According to the CMA they do exist, but they’re not being treated very well. Gambling companies that offer freebies should, in theory, have to accept the risk that some people will win off them. So some of them have been stacking the deck to ensure that doesn’t happens. Sign-up offers sometimes come with terms and conditions so dense and complex that they’d make even Apple blush. As a result, if you do win you stand no more chance of getting the money out than a greyhound would of winning the Epsom Derby.

What, you want to complain? Good luck with that. Try calling between 2am and 2.01am when our Mumbai call centre will be open for you.

“Gambling inevitably involves taking a risk, but it shouldn’t be a con,” said Nisha Arora, the CMA’s senior director for consumer enforcement, who should give her press officer a bonus for coming up with the soundbite of the day. It’s no less true for that and if the probe kicks off a wider debate over how online gaming should be managed, so much the better.

There are 5.5 million in the UK people who gamble online. For most of us it’s a harmless pastime. Some of us even make a little money out of it. Some of us lose a bit.

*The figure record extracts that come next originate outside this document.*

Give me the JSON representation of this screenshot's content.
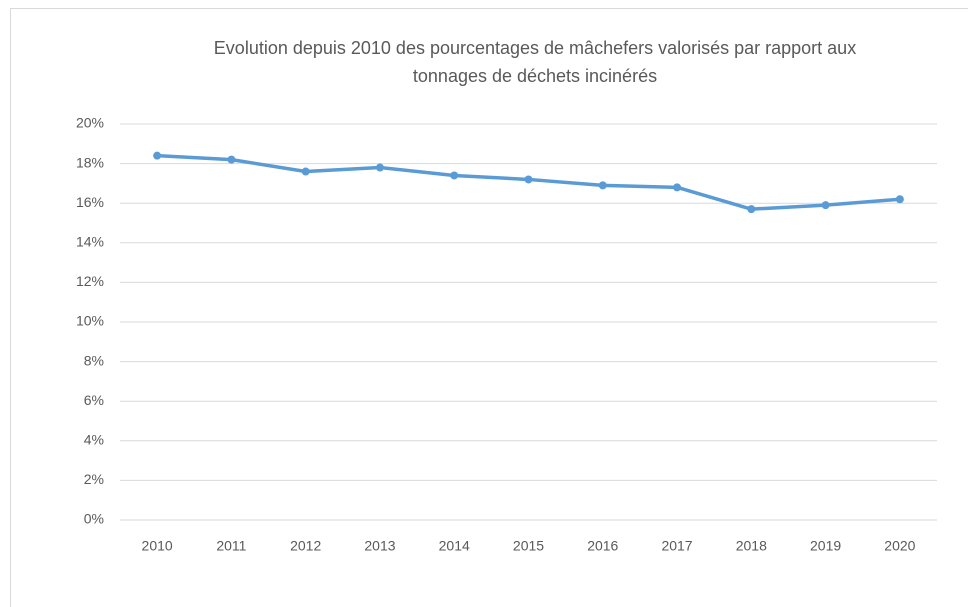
{
  "chart_data": {
    "type": "line",
    "title": "Evolution depuis 2010 des pourcentages de mâchefers valorisés par rapport aux tonnages de déchets incinérés",
    "categories": [
      "2010",
      "2011",
      "2012",
      "2013",
      "2014",
      "2015",
      "2016",
      "2017",
      "2018",
      "2019",
      "2020"
    ],
    "series": [
      {
        "name": "",
        "color": "#5b9bd5",
        "values": [
          18.4,
          18.2,
          17.6,
          17.8,
          17.4,
          17.2,
          16.9,
          16.8,
          15.7,
          15.9,
          16.2
        ]
      }
    ],
    "ylim": [
      0,
      20
    ],
    "yticks": [
      {
        "value": 0,
        "label": "0%"
      },
      {
        "value": 2,
        "label": "2%"
      },
      {
        "value": 4,
        "label": "4%"
      },
      {
        "value": 6,
        "label": "6%"
      },
      {
        "value": 8,
        "label": "8%"
      },
      {
        "value": 10,
        "label": "10%"
      },
      {
        "value": 12,
        "label": "12%"
      },
      {
        "value": 14,
        "label": "14%"
      },
      {
        "value": 16,
        "label": "16%"
      },
      {
        "value": 18,
        "label": "18%"
      },
      {
        "value": 20,
        "label": "20%"
      }
    ],
    "grid": true
  }
}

However, it is not without its dark side. Betting shops are very visible, all the more so given the decline in other outlets on the high streets where they are often found. Online gambling is all but invisible. It is quietly possible for people to lose an an awful lot of money through it, and they are dong so. I’ve heard of online players having to remortgage their homes to pay debts because of the ease with which it is possible to click away a fortune.

So, no, it's not just the winners that the CMA and especially the Gambling Commission need to be worried about. It is not just the absurdly complicated T&Cs and the difficulty punters can have when it comes to making complaints.

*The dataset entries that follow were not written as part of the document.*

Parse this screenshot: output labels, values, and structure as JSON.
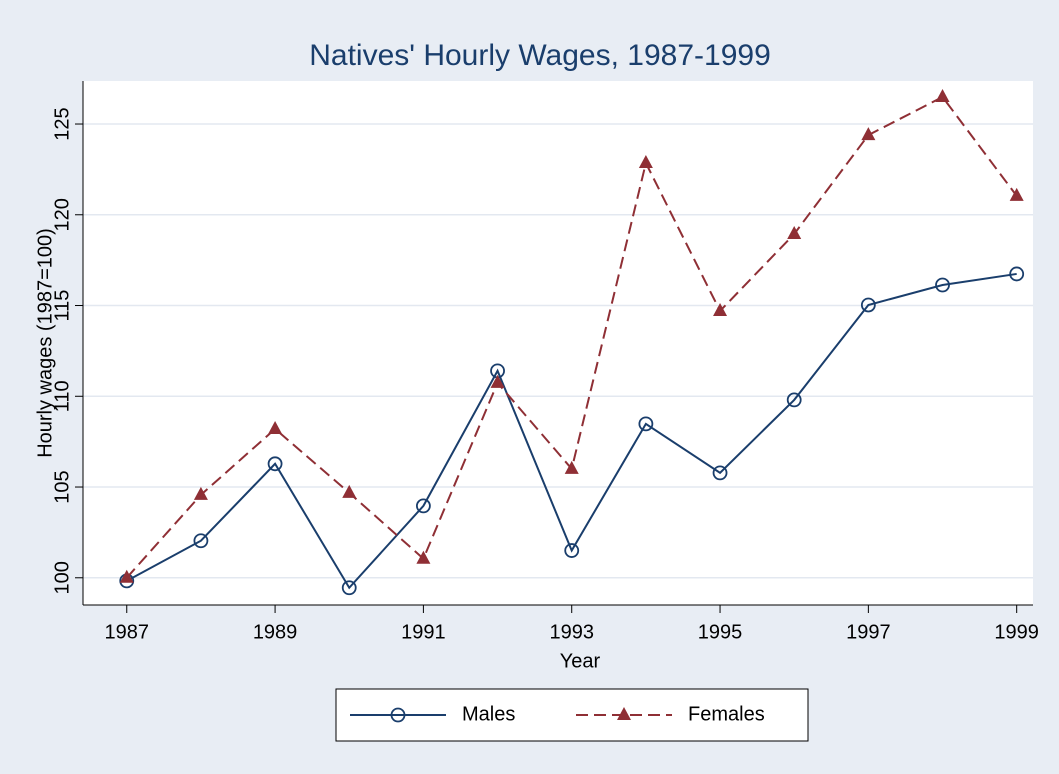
{
  "chart_data": {
    "type": "line",
    "title": "Natives' Hourly Wages, 1987-1999",
    "x_label": "Year",
    "y_label": "Hourly wages (1987=100)",
    "x": [
      1987,
      1988,
      1989,
      1990,
      1991,
      1992,
      1993,
      1994,
      1995,
      1996,
      1997,
      1998,
      1999
    ],
    "series": [
      {
        "name": "Males",
        "color": "#1a3e6c",
        "marker": "circle",
        "dash": "solid",
        "values": [
          99.83,
          102.04,
          106.28,
          99.45,
          103.96,
          111.4,
          101.5,
          108.48,
          105.78,
          109.8,
          115.03,
          116.13,
          116.74
        ]
      },
      {
        "name": "Females",
        "color": "#8f2f35",
        "marker": "triangle",
        "dash": "dashed",
        "values": [
          100,
          104.57,
          108.2,
          104.68,
          101.05,
          110.74,
          106.0,
          122.85,
          114.7,
          118.94,
          124.39,
          126.49,
          121.04
        ]
      }
    ],
    "xlim": [
      1986.41,
      1999.22
    ],
    "xticks": [
      1987,
      1989,
      1991,
      1993,
      1995,
      1997,
      1999
    ],
    "ylim": [
      98.5,
      127.37
    ],
    "yticks": [
      100,
      105,
      110,
      115,
      120,
      125
    ],
    "grid": true,
    "legend": "bottom"
  }
}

I’ve written in recent days that while betting shop customers don’t generally attract much public sympathy, they deserve the same protections enjoyed by any other group of consumers, which is why the CMA’s impending decision to give the go-ahead to Ladbrokes' merger with Coral, in return for the cut-price sale of a few outlets, is so wrong. Whereas previously four chains controlled 87 per cent of the market, after the merger is complete that number will be down to three. The disposals are a fig leaf.

The CMA’s investigation into the online gaming world won’t right that wrong. But it might give the regulator the chance to earn back some of its spurs. And it might give the Gambling Commission the chance to affix some new ones to its hobnailed boots.